Um estudo norueguês revela que a cirurgia bariátrica quase dobra a absorção de álcool, aumentando significativamente o risco de uso problemático a longo prazo. Em estômagos não operados, parte do álcool é metabolizada antes de entrar na corrente sanguínea, mas após procedimentos como bypass gástrico ou gastrectomia vertical, essa metabolização é alterada, elevando rapidamente a concentração de álcool no sangue.
Risco maior para pacientes de bypass gástrico
A pesquisa mostra que pacientes submetidos ao bypass gástrico apresentam 69% mais risco de receber diagnóstico de abuso de álcool em comparação com aqueles que fizeram gastrectomia vertical. O estudo destaca a importância de avaliar o risco individual de abuso de substâncias antes da cirurgia, pois a absorção acelerada pode levar a dependência e outros problemas de saúde.
Mecanismo da absorção acelerada
Sem a cirurgia, o estômago metaboliza uma parte significativa do álcool, impedindo que ele passe diretamente para o sangue. Após a bariátrica, especialmente no bypass, o álcool chega mais rápido ao intestino delgado, onde é absorvido quase que integralmente.

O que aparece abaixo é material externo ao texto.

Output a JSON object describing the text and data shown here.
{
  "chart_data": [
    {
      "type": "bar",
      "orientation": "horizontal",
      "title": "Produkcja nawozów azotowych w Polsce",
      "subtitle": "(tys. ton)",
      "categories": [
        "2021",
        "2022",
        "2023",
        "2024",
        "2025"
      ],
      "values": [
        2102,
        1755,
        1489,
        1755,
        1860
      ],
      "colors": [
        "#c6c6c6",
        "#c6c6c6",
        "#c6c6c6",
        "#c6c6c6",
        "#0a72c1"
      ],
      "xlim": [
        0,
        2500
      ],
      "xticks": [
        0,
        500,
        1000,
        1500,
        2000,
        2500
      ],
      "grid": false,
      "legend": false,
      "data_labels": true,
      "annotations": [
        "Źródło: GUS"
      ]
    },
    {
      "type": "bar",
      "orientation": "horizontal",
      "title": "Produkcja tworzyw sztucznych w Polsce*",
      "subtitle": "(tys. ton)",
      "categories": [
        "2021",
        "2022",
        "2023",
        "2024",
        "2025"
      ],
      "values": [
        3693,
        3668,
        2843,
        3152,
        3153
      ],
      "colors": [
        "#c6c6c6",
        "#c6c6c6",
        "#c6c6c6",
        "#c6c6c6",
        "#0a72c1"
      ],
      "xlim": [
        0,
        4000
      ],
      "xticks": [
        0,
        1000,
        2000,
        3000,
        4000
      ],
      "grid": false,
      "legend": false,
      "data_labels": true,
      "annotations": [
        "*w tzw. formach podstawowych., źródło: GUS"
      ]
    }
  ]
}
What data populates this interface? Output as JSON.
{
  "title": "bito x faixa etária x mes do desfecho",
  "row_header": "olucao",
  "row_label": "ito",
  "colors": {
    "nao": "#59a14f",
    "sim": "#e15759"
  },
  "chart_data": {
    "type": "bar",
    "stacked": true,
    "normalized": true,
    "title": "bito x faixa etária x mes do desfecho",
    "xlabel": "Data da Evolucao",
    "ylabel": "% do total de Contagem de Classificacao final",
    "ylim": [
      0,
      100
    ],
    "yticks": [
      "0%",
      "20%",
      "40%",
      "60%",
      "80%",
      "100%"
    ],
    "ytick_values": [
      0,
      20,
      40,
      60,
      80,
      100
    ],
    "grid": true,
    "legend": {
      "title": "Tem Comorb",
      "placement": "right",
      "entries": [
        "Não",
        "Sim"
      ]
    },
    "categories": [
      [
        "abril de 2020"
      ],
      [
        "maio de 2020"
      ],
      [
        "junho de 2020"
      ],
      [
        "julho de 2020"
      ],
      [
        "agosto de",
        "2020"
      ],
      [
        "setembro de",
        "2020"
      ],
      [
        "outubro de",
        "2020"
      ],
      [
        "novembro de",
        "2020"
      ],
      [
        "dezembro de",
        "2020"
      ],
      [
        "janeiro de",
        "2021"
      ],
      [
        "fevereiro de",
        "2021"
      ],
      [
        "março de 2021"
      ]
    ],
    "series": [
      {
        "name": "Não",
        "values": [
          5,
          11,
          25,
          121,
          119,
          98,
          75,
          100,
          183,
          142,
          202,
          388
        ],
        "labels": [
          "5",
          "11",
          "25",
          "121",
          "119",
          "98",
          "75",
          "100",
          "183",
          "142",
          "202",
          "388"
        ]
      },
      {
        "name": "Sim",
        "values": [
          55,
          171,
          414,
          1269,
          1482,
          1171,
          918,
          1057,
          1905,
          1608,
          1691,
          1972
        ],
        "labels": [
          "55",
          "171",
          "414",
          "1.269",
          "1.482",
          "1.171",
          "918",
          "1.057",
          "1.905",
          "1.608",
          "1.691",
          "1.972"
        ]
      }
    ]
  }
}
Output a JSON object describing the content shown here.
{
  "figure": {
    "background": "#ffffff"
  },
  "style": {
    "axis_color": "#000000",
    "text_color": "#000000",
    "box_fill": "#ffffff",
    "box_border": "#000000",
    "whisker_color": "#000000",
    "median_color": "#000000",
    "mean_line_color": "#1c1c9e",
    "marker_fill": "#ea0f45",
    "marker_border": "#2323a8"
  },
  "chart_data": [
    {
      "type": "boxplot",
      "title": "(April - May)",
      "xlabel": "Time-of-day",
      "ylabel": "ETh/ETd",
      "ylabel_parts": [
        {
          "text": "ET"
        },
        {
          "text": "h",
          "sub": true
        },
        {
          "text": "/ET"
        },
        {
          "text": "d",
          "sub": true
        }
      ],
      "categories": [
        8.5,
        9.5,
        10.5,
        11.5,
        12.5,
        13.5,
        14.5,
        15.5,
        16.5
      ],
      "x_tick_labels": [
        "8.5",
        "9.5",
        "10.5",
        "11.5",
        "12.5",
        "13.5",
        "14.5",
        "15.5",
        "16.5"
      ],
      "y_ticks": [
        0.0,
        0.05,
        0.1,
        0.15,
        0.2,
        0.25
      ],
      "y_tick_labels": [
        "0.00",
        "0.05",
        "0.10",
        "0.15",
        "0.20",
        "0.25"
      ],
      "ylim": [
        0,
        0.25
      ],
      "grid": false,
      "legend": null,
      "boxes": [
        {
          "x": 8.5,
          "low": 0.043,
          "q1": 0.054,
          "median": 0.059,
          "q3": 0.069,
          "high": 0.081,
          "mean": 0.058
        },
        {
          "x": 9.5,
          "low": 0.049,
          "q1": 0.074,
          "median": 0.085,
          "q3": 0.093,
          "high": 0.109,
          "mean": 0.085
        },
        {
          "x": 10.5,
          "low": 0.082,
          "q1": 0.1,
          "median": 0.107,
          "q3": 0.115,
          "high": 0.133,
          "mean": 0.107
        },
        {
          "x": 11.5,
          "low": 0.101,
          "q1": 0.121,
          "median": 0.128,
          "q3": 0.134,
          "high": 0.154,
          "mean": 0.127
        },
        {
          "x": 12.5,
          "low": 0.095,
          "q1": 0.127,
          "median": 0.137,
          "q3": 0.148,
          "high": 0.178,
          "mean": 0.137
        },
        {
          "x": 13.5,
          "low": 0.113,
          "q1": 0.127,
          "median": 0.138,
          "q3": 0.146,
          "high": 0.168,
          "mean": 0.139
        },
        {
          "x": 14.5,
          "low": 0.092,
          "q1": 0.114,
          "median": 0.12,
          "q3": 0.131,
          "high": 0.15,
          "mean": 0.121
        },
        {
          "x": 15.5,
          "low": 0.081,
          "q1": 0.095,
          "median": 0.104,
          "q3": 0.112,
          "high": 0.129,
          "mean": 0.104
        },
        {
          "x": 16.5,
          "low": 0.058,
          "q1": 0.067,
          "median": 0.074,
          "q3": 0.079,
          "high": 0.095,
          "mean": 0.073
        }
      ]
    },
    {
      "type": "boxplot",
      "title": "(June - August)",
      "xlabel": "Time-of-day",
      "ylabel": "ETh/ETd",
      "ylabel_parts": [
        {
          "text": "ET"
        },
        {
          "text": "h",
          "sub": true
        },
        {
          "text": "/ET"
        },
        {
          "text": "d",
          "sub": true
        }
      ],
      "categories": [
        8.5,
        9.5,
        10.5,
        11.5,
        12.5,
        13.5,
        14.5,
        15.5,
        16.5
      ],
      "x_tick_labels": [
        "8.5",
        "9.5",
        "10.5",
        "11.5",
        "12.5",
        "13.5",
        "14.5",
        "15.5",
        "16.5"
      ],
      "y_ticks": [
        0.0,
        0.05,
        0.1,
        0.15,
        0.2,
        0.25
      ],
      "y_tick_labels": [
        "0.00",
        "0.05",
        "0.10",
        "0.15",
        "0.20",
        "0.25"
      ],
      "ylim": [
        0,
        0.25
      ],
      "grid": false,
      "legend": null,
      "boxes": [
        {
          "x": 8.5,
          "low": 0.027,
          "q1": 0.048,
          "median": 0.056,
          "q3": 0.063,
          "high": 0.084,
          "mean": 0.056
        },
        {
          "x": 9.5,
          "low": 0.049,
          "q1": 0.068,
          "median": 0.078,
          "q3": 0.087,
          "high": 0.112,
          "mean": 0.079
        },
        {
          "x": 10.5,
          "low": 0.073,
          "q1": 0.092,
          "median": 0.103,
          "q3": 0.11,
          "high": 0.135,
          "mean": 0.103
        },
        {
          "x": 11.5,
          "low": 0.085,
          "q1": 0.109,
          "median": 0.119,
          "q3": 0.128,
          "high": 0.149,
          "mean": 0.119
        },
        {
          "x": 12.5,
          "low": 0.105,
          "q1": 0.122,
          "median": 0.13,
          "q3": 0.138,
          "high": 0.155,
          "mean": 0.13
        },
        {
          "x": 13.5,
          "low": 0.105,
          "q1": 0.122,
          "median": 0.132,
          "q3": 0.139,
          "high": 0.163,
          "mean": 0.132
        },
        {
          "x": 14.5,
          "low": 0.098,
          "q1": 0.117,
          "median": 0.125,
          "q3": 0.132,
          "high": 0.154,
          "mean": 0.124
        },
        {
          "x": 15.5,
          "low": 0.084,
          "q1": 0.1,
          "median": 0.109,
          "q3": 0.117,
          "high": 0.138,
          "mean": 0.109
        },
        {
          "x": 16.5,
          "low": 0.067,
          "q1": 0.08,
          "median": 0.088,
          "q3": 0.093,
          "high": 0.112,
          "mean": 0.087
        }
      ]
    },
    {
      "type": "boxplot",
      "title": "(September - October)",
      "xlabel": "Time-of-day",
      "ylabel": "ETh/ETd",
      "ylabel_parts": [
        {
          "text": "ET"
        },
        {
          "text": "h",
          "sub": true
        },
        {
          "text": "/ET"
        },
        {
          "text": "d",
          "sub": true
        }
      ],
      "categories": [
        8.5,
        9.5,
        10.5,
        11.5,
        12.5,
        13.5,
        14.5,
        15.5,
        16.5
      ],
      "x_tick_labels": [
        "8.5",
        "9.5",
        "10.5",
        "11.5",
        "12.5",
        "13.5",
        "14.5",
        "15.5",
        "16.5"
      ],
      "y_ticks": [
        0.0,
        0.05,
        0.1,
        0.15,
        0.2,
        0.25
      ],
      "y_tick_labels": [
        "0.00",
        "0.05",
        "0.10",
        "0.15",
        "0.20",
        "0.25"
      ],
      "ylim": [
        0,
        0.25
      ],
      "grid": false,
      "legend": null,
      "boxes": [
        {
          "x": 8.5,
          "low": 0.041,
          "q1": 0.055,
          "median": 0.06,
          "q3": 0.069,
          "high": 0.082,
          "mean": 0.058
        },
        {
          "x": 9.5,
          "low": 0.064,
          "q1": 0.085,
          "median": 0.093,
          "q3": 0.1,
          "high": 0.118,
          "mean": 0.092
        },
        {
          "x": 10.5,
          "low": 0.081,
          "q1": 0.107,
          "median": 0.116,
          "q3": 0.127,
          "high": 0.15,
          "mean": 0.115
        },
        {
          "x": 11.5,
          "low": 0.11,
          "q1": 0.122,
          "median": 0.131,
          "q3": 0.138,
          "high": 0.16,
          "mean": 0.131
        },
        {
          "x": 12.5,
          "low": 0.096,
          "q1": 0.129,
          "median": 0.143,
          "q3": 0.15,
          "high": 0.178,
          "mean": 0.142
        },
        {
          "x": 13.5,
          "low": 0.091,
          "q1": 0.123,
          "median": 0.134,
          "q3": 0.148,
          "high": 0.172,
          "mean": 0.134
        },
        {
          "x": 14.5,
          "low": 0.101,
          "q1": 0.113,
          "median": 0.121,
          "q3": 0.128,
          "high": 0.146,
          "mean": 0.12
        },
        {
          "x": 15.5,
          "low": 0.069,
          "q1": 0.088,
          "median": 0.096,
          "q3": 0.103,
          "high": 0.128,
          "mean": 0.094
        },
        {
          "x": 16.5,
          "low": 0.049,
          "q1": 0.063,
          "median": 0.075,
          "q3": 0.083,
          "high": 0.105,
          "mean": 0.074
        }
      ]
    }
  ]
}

Isso resulta em picos mais altos de concentração alcoólica no sangue, aumentando a sensação de embriaguez e o potencial de abuso.
Os pesquisadores recomendam que pacientes candidatos à cirurgia bariátrica sejam submetidos a uma triagem rigorosa para histórico de abuso de álcool e recebam orientação sobre os riscos. A longo prazo, o monitoramento contínuo é essencial para prevenir o desenvolvimento de transtornos relacionados ao consumo de álcool.